Uri Shaked

Senior Software Engineer at BlackBerry

Instead of Semicolons, What if You Could Code with… Dragons?

An Adventure into the Magical Lands of Node.js, TypeScript, and Dragon Emoji 🐉

While attending Jazoon Tech Days conference last week (which was great BTW), I overheard people reviving the old discussion — whether to use semicolons in JavaScript or not. It then crossed my mind that it would be funny if we could change semicolons for something more fun — perhaps some kind of emoji, say... dragons!

As soon as I got back home, I sat down and quickly decided on a game plan: first, I wanted to add this capability to V8, the JavaScript engine behind Chrome and Node.js.

I figured out that the easiest way would just be to grab Node.js code and start playing with it. This turned out to be super-easy on my Ubuntu virtual machine:

git clone https://github.com/nodejs/node
./configure
make -j4
out/Release/node

Yes. That’s it. 4 simple commands, a cup of tea while you wait for it to compile (about 20 minutes on my machine), and you’ve got yourself a fresh new Node.js build. Kudos to the Node.js team for making it so simple.

Note: For you folks on Macs, the build process should be very similar once you have all the prerequisites. The Windows build is also pretty easy, too.

Now, for the fun part!

Let There Be Dragons! (Adding Dragons to Node)

Having no prior experience with neither V8 or Node.js code bases, I started by simply searching the code for the word SEMICOLON, and found a rather promising result:

So my thought was to try and simply to replace the ";" with my very own dragon and try to recompile the code. Unfortunately, it seems like changing this had no affect on the language behavior. It still accepted ; as separator between different commands, but I got no such success with dragons:

Back to searching! The second hit was much better, in the middle of a file called deps/v8/src/parser/scanning.cc inside the scan() method here:

This piece of code looked very promising, as it looked very much like a parser that reads the program code and emits a list of tokens. I quickly tried to change the ; to # and see if the following would work:

console.log('hello') # console.log('world')

And it did!

So the only thing that was left to figure out is how to put a dragon character there. Unfortunately, when it comes to Emoji things, are not quite as simple.

If I type ’🐉’ into my source code, it is actually saved as a 4-bytes sequence :
9f 90 90 22 — that’s how it is encoded in UTF-8, and the editor that I work with saves source files in UTF-8 encodings.

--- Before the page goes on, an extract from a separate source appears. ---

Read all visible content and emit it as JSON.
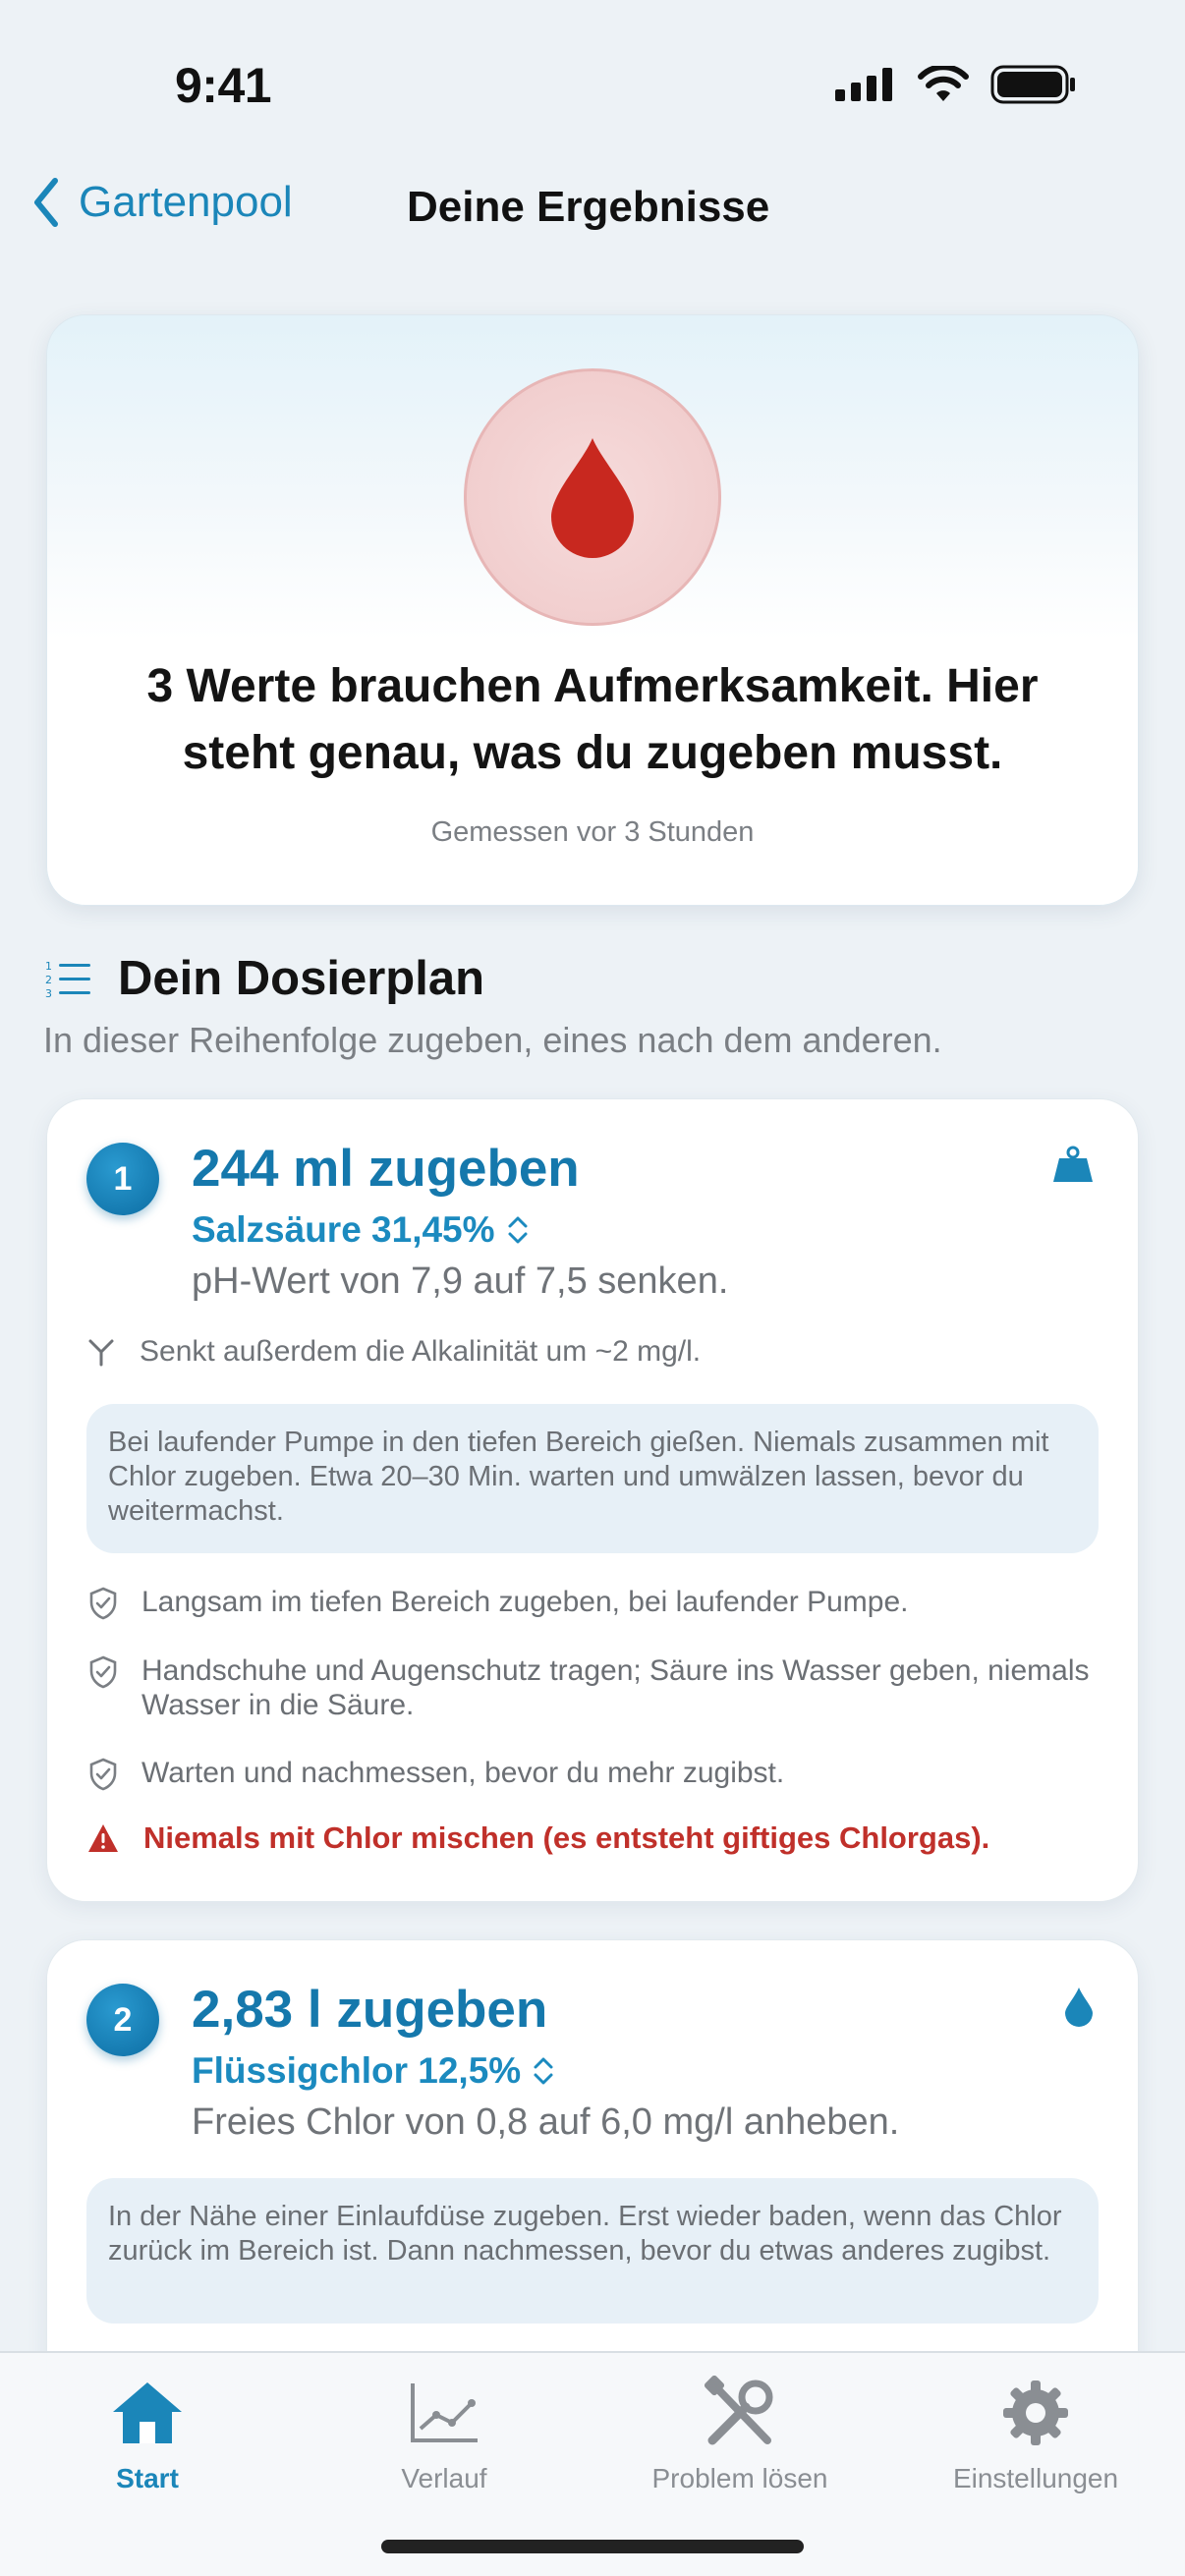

If you are not sure what the difference is between Unicode, UTF-8 and UTF-16, I suggest that you read this article which will help you make sense with these terms.

To skip ahead to the point at hand, in order to modify the code to match the dragon emoji, I first needed to figure out whether the V8 scanner represented the character using some encoding or as code points (I though it might be UTF-16 at first, as JavaScript uses it internally).

After adding some debug printing, I figured out that by the time the V8 scanner runs, the source file has already been decoded to Unicode code points, so we would simply need to put the code point number for the dragon emoji, which we can figure out using from codePointAt() JavaScript String method:

console.log('🐉'.codePointAt(0));

And this will give us the desired magical number — 128009.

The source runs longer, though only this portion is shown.